8. Ocorre que a respeitável sentença, ao partir para o julgamento antecipado da
lide, deixou de referir-se ao pleito de produção de provas, suprindo esta fase.
Por outro lado, ainda, em determinado momento, a referida sentença torna-se
contraditória.
Conforme mencionado, entendeu o MM. Juiz singular:
"De sorte que não está configurada a prática de anatocismo, aliás em momento
algum demonstrada pelos embargantes, que não apresentaram um cálculo, sequer,
limitando-se a deduzir a alegação, de forma absolutamente genérica, como
genérica é afirmação, de que houve cumulação de comissão de permanência com
correção monetária."
Ora, tais deduções só poderão ser comprovadas através da fase probatória, não
havendo elementos para que o ilustre julgador assegure não estar configurada a
prática de anatocismo.
9. Ocorre, portanto, que não sendo permitido aos Apelantes produzirem prova para
demonstrarem os fatos que alegaram, fica evidente a violação ao artigo 5º, LV,
da Carta Federal, que preconiza:
"Art. 5º. Todos são iguais perante a lei, sem distinção de qualquer natureza,
garantindo-se aos brasileiros e aos estrangeiros residentes no País a
inviolabilidade do direito à vida, à liberdade, à igualdade, à segurança e à
propriedade, nos termos seguintes:
(...)
LV - aos litigantes, em processo judicial ou administrativo, e aos acusados em
geral são assegurados o contraditório e ampla defesa, com os meios e recursos a
ela inerentes;"
Desta forma, impõe-se seja anulada a r. sentença, permitindo a produção
probatória, para que se faculte aos Apelantes o pleno exercício do direito de
defesa.
Neste sentido:
"A exemplo do que ocorre nos casos dos arts. 329 e 330 do CPC - 'o juiz
declarará', 'o juiz conhecerá', o preceito do Parágrafo único do art. 740 do
mesmo diploma legal é cogente:
'Não se realizará audiência'. Entretanto, se houver provas a produzir em
audiência e não forem inúteis ou meramente protelatórias - como 'in casu' - o
julgamento antecipado da lide importará em cerceamento de defesa, devendo ser
anulada a sentença." (RTJ 84/606, RT 488/95, 500/130)
DO DIREITO
DA ILEGALIDADE DA COBRANÇA COM A CUMULAÇÃO DE VERBAS
10. Entendeu o I. Magistrado pela legalidade da cumulação de verbas limitando-se
a fundamentar apenas com o princípio da força obrigatória dos contratos (pacta
sunt servanda).
A comissão de permanência nada mais é do que correção monetária acrescida de
juros superiores aos normalmente praticados no mercado.
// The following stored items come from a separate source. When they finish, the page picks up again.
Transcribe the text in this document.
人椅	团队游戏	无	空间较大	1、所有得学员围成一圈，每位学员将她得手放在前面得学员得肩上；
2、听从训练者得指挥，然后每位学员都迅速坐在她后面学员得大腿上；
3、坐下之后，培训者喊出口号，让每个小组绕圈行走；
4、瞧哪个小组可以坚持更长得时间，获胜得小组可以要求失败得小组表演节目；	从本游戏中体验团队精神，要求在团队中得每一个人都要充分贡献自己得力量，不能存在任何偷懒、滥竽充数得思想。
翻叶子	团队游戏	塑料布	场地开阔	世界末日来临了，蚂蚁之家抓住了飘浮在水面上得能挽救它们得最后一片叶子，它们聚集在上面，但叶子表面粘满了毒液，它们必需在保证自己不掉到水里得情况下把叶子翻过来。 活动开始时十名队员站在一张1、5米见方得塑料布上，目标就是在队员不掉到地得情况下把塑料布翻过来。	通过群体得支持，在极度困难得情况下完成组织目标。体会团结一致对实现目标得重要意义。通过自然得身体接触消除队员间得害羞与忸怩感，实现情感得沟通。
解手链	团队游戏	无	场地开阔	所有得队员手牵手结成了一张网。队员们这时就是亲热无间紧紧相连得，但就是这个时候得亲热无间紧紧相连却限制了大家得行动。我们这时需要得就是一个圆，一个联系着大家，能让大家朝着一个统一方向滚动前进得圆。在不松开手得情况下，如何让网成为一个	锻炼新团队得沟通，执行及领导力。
Cumular a cobrança de
comissão de permanência como correção monetária de débito ou outras taxas de
juros configura, pois, prática ilegal.
11. Neste sentido é a súmula do Egrégio Superior Tribunal de Justiça:
"Súmula 30 - A comissão de permanência e a correção monetária são inacumuláveis."
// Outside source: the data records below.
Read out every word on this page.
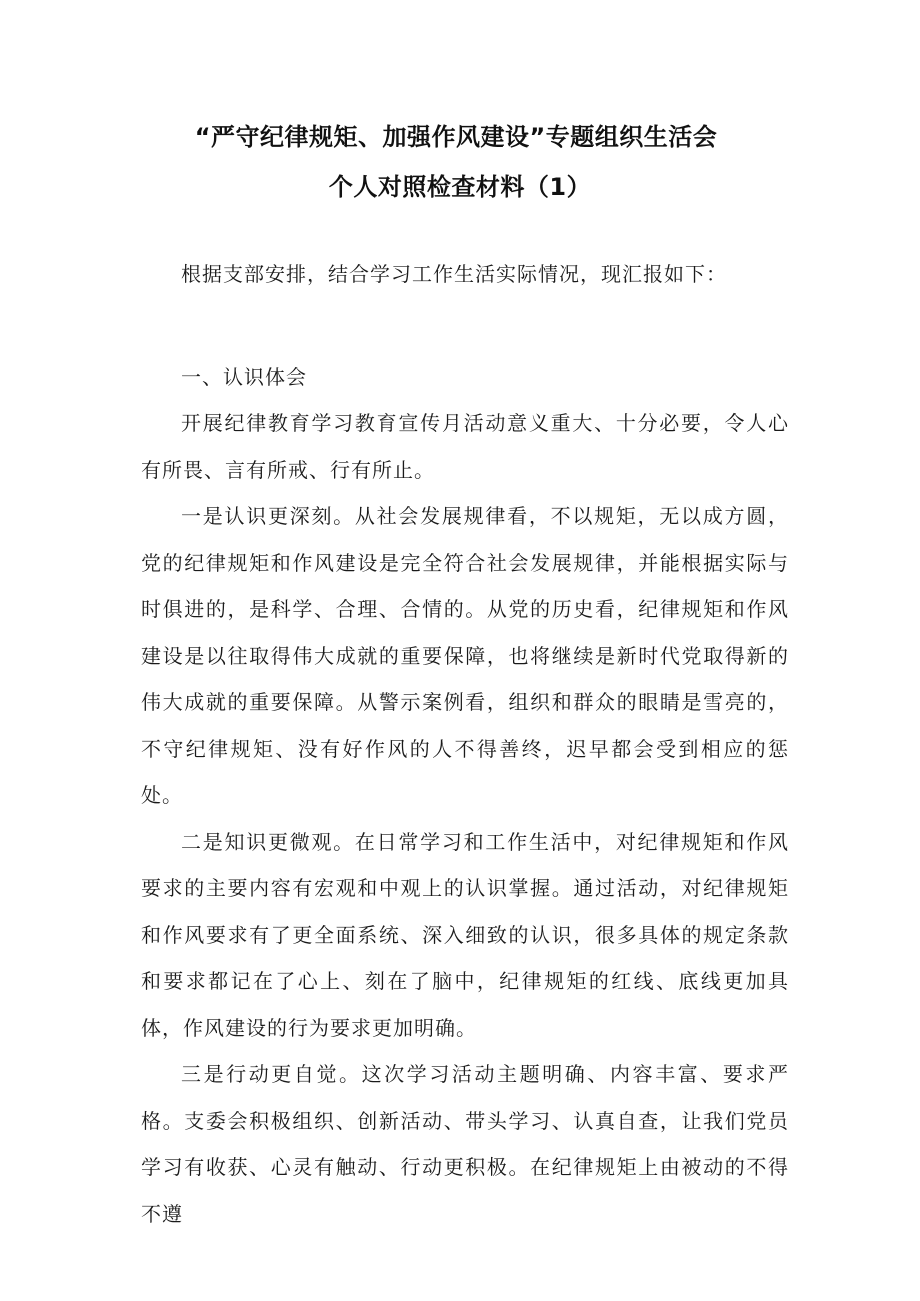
“严守纪律规矩、加强作风建设”专题组织生活会
个人对照检查材料（1）

根据支部安排，结合学习工作生活实际情况，现汇报如下：

一、认识体会

开展纪律教育学习教育宣传月活动意义重大、十分必要，令人心有所畏、言有所戒、行有所止。

一是认识更深刻。从社会发展规律看，不以规矩，无以成方圆，党的纪律规矩和作风建设是完全符合社会发展规律，并能根据实际与时俱进的，是科学、合理、合情的。从党的历史看，纪律规矩和作风建设是以往取得伟大成就的重要保障，也将继续是新时代党取得新的伟大成就的重要保障。从警示案例看，组织和群众的眼睛是雪亮的，不守纪律规矩、没有好作风的人不得善终，迟早都会受到相应的惩处。

二是知识更微观。在日常学习和工作生活中，对纪律规矩和作风要求的主要内容有宏观和中观上的认识掌握。通过活动，对纪律规矩和作风要求有了更全面系统、深入细致的认识，很多具体的规定条款和要求都记在了心上、刻在了脑中，纪律规矩的红线、底线更加具体，作风建设的行为要求更加明确。

三是行动更自觉。这次学习活动主题明确、内容丰富、要求严格。支委会积极组织、创新活动、带头学习、认真自查，让我们党员学习有收获、心灵有触动、行动更积极。在纪律规矩上由被动的不得不遵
12. Veja-se, por exemplo, trechos extraídos do voto do Ilustre Ministro Sálvio
de Figueiredo nos Embargos de Divergência nº 4.909 - MG, julgado em 09.09.91 (in
LEX - 29 JSTJ e TRF, p. 46):
"Como salientei anteriormente, se resoluções do Banco Central autorizam os
Bancos 'cobrar de seus devedores por dia de atraso no pagamento ou na liquidação
de seus débitos além dos juros de mora na forma da legislação em vigor, comissão
de permanência, que será calculada às mesmas taxas pactuadas no contrato
original ou à taxa de mercado do dia de pagamento', evidencia-se que a comissão
de permanência não apenas constitui meio de pressão sobre o mutuário para a
quitação pontual do débito, mas também mecanismo de atualização do crédito, de
acordo com as taxas de mercado. Em síntese, a comissão de permanência, ao lado
de seu aspecto remuneratório, acentuado nos v. acórdãos do Pretório Excelso,
também contempla o aspecto atualizador da moeda, razão pela qual, a meu juízo,
ressalvando posicionamento mais lúcido, a indiscriminada cumulação dessa
comissão com a correção monetária, destinada à atualização da nossa moeda,
constitui injustável abuso, que o Direito não pode obrigar, sobretudo quando se
conhece a realidade econômica brasileira, na qual a população se mostra cada vez
mais pobre e as instituições financeiras apresentam anualmente balanços com
superávites cada vez mais opulentos."
Impossível, pois, o entendimento da r. sentença, no sentido de ser legítimo
cobrar-se o débito com a cumulação pretendida, sendo necessária a vedação de sua
aplicação ao presente caso, pelo controle jurisdicional.
ANATOCISMO
13. No tocante a este título a sentença que se busca reformar, embora tenha
enumerado fatos denunciadores da existência de anatocismo, dispositivos legais e
Súmula do STF que implicam na proibição da sua prática, entende não estar
configurada tal prática, afirmando:
"Há valor à título de juros, devidos em decorrência da mora, de sorte que não
está configurada a prática de anatocismo ..."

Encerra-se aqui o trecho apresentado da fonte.